We assume that God, being all-knowing and all-powerful, could change the outcome of things. And that, if He were sufficiently flattered, or perhaps adequately bribed with holy candles or sacrificial lambs or some spiritual or monetary offerings, She would likely rise to your defense and smite those bastards who have been making fun of your hair all semester. Or dash the brains of those inconsiderate, ill-conceived sons-a-bitches who always park in your handicapped spot. And that God, being also All-Knowing, would understand exactly the reasons why those smug, selfish pricks so richly deserve to die horribly.

This, as far as I can tell, is the bedrock theology of many religions. When it comes down to a conflict of interests between humans, OUR GOD is the official arbiter. “OUR GOD” we say, “will kick the shit out of you and YOUR god because OUR God is mighty and righteous and true and lives in a palace in Heaven, and your god is an idol made out of twigs and feathers and clay and lives in a dilapidated hut up on the mountain somewhere.” And then, to put the finishing touches on it: “Your god ain’t diddly squat. We will crush It AND You and then have your guts for garters!”

I might add here that my views on religion are fairly well-known. Or at least I have tried to make them so. And if there is a God, I have left a paper trail of skepticism and doubt that is both long and wide. I will be pretty easy to track down. If it is a vengeful God whose feelings are easily hurt, my goose is pretty well cooked. I am existential toast. Though I am ready for the Inquisition.

In 50 words are less, I hereby testify that God is an option for all of us. We can choose to believe that there is such an Entity and live according to a set of rules that we believe It has made for us. Or not.

I respectfully suggest that each of us must individually identify and befriend deeply and profoundly the One, or multiple Ones, in whose baskets we choose to put our eggs.

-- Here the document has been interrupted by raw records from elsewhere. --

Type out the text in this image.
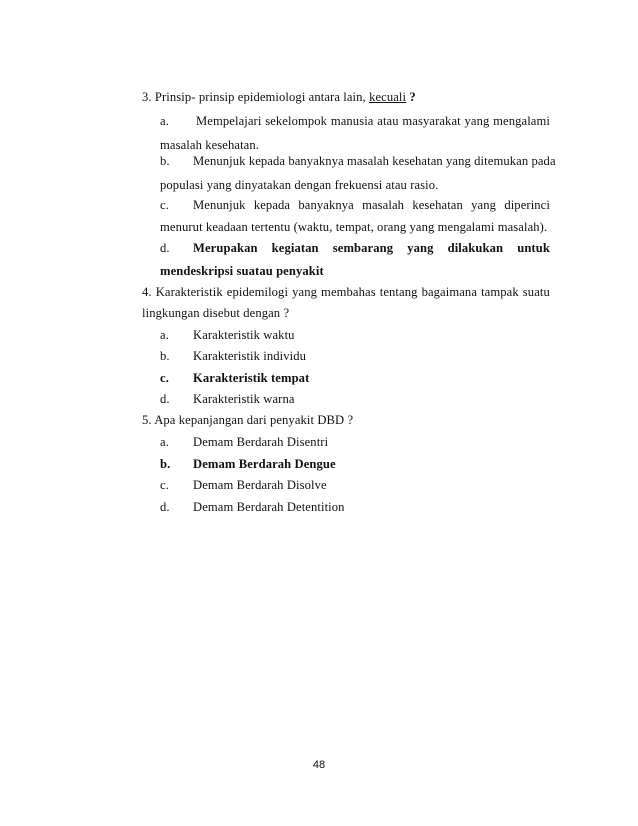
3. Prinsip- prinsip epidemiologi antara lain, kecuali ?
a. Mempelajari sekelompok manusia atau masyarakat yang mengalami
masalah kesehatan.
b. Menunjuk kepada banyaknya masalah kesehatan yang ditemukan pada
populasi yang dinyatakan dengan frekuensi atau rasio.
c. Menunjuk kepada banyaknya masalah kesehatan yang diperinci
menurut keadaan tertentu (waktu, tempat, orang yang mengalami masalah).
d. Merupakan kegiatan sembarang yang dilakukan untuk
mendeskripsi suatau penyakit
4. Karakteristik epidemilogi yang membahas tentang bagaimana tampak suatu
lingkungan disebut dengan ?
a. Karakteristik waktu
b. Karakteristik individu
c. Karakteristik tempat
d. Karakteristik warna
5. Apa kepanjangan dari penyakit DBD ?
a. Demam Berdarah Disentri
b. Demam Berdarah Dengue
c. Demam Berdarah Disolve
d. Demam Berdarah Detentition
48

This would perhaps make it more complicated on an individual basis, but it would prevent many of the horrible wars that have been fought in blind allegiance to tribal gods, familial gods, national gods, trans-national gods and the so-called Universal God. Those wars in which we fall in line, choose sides, pick a uniform and do unspeakable things to each other in the name of some temporal deity or another.

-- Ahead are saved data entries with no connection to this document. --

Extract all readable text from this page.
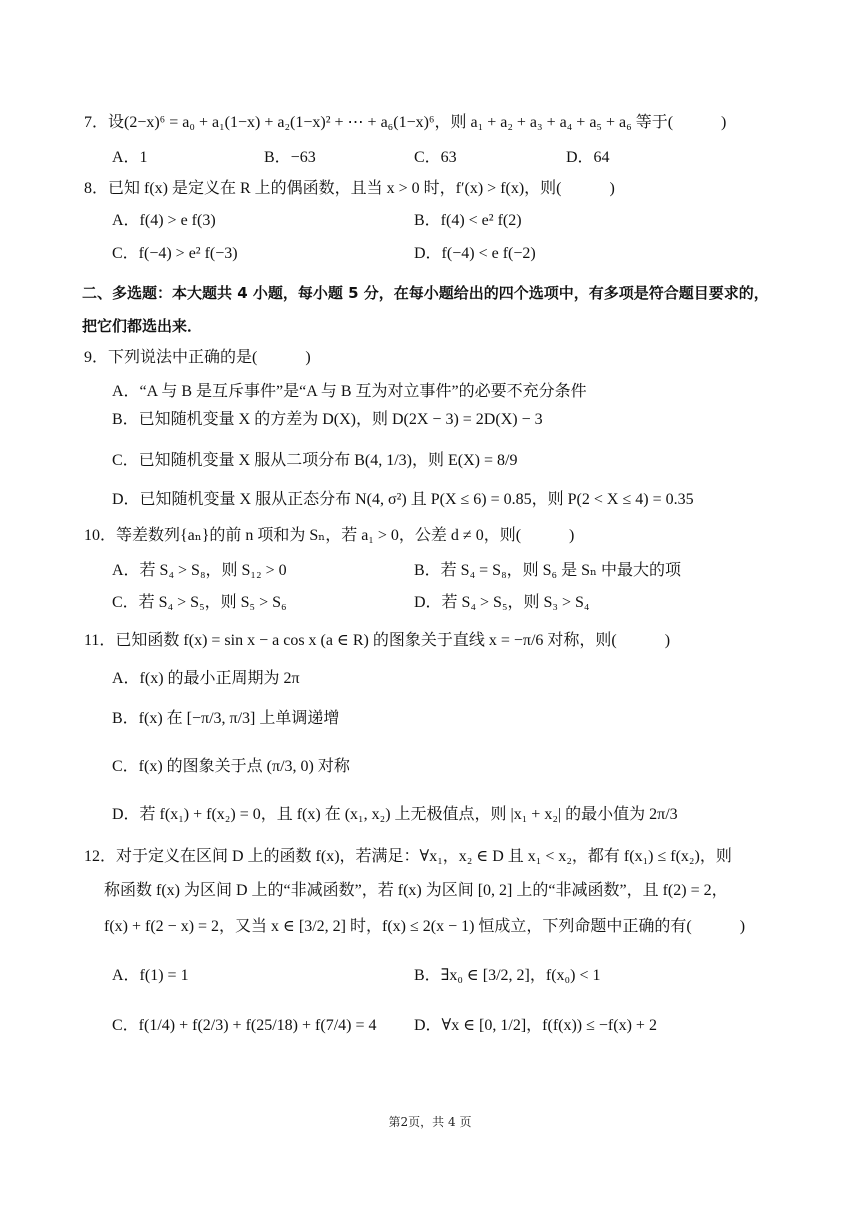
7．设(2−x)⁶ = a₀ + a₁(1−x) + a₂(1−x)² + ⋯ + a₆(1−x)⁶，则 a₁ + a₂ + a₃ + a₄ + a₅ + a₆ 等于(　　　)
A．1	B．−63	C．63	D．64
8．已知 f(x) 是定义在 R 上的偶函数，且当 x > 0 时，f′(x) > f(x)，则(　　　)
A．f(4) > e f(3)	B．f(4) < e² f(2)
C．f(−4) > e² f(−3)	D．f(−4) < e f(−2)
二、多选题：本大题共 4 小题，每小题 5 分，在每小题给出的四个选项中，有多项是符合题目要求的，
把它们都选出来．
9．下列说法中正确的是(　　　)
A．“A 与 B 是互斥事件”是“A 与 B 互为对立事件”的必要不充分条件
B．已知随机变量 X 的方差为 D(X)，则 D(2X − 3) = 2D(X) − 3
C．已知随机变量 X 服从二项分布 B(4, 1/3)，则 E(X) = 8/9
D．已知随机变量 X 服从正态分布 N(4, σ²) 且 P(X ≤ 6) = 0.85，则 P(2 < X ≤ 4) = 0.35
10．等差数列{aₙ}的前 n 项和为 Sₙ，若 a₁ > 0，公差 d ≠ 0，则(　　　)
A．若 S₄ > S₈，则 S₁₂ > 0	B．若 S₄ = S₈，则 S₆ 是 Sₙ 中最大的项
C．若 S₄ > S₅，则 S₅ > S₆	D．若 S₄ > S₅，则 S₃ > S₄
11．已知函数 f(x) = sin x − a cos x (a ∈ R) 的图象关于直线 x = −π/6 对称，则(　　　)
A．f(x) 的最小正周期为 2π
B．f(x) 在 [−π/3, π/3] 上单调递增
C．f(x) 的图象关于点 (π/3, 0) 对称
D．若 f(x₁) + f(x₂) = 0，且 f(x) 在 (x₁, x₂) 上无极值点，则 |x₁ + x₂| 的最小值为 2π/3
12．对于定义在区间 D 上的函数 f(x)，若满足：∀x₁，x₂ ∈ D 且 x₁ < x₂，都有 f(x₁) ≤ f(x₂)，则
称函数 f(x) 为区间 D 上的“非减函数”，若 f(x) 为区间 [0, 2] 上的“非减函数”，且 f(2) = 2，
f(x) + f(2 − x) = 2，又当 x ∈ [3/2, 2] 时，f(x) ≤ 2(x − 1) 恒成立，下列命题中正确的有(　　　)
A．f(1) = 1	B．∃x₀ ∈ [3/2, 2]，f(x₀) < 1
C．f(1/4) + f(2/3) + f(25/18) + f(7/4) = 4 D．∀x ∈ [0, 1/2]，f(f(x)) ≤ −f(x) + 2
第2页，共 4 页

Although personally I am firmly in the agnostic camp, I have always been willing to listen to persuasive arguments on the existence of a God and what They would like me to do. But I have not really heard any thus far. In this lifetime. At least from any of the world’s great religions. I am listening intently these days to the Quantum World. And to the Buddha. Who is not a God. And I have heard some interesting arguments.

I currently believe in Infinity. And all that that implies. In short, this means that Everything is possible. Which is kind of like believing in God, but without the long, white robes and the Pearly-Gates thing.

It is a World that goes on and on. It is a Universe that always was and always will be. In its enormity, it holds The Purpose and The Soul of the Cosmos. It holds all those things that no one can understand. It is a Religion that gives us a million chances. And then a billion more. Until we all get it right. All at the same moment.